Hi Michele,

On Nov 23, 2022, at 07:46, Michele Neylon - Blacknight via dns-operations 
<[email protected]> wrote:

> <mime-attachment>

Hmm :-)

> Many many moons ago we setup the PTR records for our network using a template 
> that clearly flagged that the IPs were static and used for hosting.
>  
> The result was that the IP 185.97.239.13 would end up with a PTR record of 
> 239-13.colo.sta.blacknight.ie
>  
> Fast forward to 2022 and we now offer broadband to both businesses and 
> consumers, but unfortunately some streaming services and others are blocking 
> access. So our users have issues with Disney+, All4, Netflix and Ticketmaster 
> to name but a few examples. One of the issues appears to be the PTR records.

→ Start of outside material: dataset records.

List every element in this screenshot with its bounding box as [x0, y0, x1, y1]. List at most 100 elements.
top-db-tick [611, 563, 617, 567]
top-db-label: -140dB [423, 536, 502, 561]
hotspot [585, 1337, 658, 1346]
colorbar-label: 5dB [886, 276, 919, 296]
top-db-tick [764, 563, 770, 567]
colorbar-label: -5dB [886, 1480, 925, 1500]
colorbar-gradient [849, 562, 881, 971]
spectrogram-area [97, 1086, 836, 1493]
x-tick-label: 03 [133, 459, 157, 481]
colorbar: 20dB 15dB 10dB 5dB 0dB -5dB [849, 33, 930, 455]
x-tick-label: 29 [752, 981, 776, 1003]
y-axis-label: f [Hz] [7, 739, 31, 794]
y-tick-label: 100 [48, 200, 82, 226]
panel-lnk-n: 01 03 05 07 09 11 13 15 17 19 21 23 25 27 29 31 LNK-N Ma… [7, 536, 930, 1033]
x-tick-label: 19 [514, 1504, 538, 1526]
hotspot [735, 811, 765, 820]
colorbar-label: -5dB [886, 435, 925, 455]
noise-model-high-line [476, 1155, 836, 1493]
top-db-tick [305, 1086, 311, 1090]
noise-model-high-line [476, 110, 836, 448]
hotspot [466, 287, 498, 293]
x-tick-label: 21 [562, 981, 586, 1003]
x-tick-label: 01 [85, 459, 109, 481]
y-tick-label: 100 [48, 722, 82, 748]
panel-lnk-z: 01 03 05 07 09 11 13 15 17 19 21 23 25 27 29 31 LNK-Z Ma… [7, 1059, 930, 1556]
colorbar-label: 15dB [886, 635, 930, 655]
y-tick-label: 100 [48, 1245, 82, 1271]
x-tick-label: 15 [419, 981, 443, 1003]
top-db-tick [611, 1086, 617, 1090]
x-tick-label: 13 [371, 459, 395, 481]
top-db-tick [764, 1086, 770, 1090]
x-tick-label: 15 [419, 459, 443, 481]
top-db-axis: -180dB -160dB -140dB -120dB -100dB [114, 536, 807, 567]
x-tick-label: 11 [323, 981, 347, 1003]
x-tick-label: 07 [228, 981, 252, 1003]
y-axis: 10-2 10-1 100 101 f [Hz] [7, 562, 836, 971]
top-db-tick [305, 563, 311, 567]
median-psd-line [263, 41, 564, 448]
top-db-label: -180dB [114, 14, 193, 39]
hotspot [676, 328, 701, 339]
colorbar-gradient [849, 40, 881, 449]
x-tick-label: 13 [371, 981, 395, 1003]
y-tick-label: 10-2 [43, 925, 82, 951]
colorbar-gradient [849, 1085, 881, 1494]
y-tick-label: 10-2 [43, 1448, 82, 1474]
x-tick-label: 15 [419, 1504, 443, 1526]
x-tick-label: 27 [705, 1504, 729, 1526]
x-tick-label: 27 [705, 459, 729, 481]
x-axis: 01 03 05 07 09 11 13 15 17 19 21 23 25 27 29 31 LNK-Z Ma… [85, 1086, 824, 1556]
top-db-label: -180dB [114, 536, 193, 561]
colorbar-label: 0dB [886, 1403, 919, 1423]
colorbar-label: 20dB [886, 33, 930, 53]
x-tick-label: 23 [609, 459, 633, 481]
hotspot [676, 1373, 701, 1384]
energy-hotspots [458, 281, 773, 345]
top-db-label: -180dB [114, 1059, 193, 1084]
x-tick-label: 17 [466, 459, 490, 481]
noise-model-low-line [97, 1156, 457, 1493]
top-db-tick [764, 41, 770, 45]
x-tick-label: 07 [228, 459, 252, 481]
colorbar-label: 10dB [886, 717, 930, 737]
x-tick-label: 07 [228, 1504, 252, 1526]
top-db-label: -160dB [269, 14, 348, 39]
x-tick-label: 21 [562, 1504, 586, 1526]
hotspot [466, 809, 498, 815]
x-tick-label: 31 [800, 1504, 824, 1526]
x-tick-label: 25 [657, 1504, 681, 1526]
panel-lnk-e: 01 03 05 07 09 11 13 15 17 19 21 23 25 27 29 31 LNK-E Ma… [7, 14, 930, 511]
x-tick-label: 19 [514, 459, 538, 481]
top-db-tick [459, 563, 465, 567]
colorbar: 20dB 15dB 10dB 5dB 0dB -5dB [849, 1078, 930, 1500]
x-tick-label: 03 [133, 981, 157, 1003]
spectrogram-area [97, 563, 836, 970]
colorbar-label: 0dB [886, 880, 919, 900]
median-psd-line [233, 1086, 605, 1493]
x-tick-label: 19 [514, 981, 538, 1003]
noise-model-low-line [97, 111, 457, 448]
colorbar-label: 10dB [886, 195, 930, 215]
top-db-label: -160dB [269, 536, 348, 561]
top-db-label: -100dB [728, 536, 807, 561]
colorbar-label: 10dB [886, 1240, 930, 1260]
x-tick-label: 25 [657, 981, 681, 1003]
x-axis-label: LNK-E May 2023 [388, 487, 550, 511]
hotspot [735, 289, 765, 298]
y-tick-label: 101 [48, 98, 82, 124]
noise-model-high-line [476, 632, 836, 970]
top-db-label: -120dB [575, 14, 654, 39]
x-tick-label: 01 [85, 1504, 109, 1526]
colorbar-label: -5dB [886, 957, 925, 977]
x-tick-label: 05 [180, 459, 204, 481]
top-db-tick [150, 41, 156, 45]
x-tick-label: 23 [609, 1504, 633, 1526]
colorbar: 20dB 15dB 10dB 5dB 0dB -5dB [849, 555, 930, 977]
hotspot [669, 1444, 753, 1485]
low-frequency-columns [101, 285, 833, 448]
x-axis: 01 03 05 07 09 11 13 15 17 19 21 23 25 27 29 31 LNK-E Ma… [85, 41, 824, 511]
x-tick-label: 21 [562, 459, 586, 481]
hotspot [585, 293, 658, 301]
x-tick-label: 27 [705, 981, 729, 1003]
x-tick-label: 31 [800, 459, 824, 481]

It might be worth reaching out to some of the people you know your customers 
are struggling with specifically and seeing what they are looking for. The 
presence and functional correctness of PTR records is known to be used as one 
heuristic for e-mail abuse ops; I hadn't heard of it for things like Netflix 
but what do I know?

I assume these PTR records you have made are correctly published. Have you 
checked that the PTR targets (the 239-13.colo.sta.blacknight.ie name and its 
friends) themselves resolve back to the right address?

Are the address ranges you are using for your customers tainted through some 
prior abuse, e.g. by some other organisation that used to use them? Do they 
appear on any of the usual blacklists?

I have seen informal guidance to access providers in the past on what naming 
conventions are useful. I can't seem to find any of them right now but your 
naming scheme does not seem ridiculous. I would be surprised if that's the 
problem.

You might want also to ask this question on the kind of more general lists that 
access and content providers hang out on.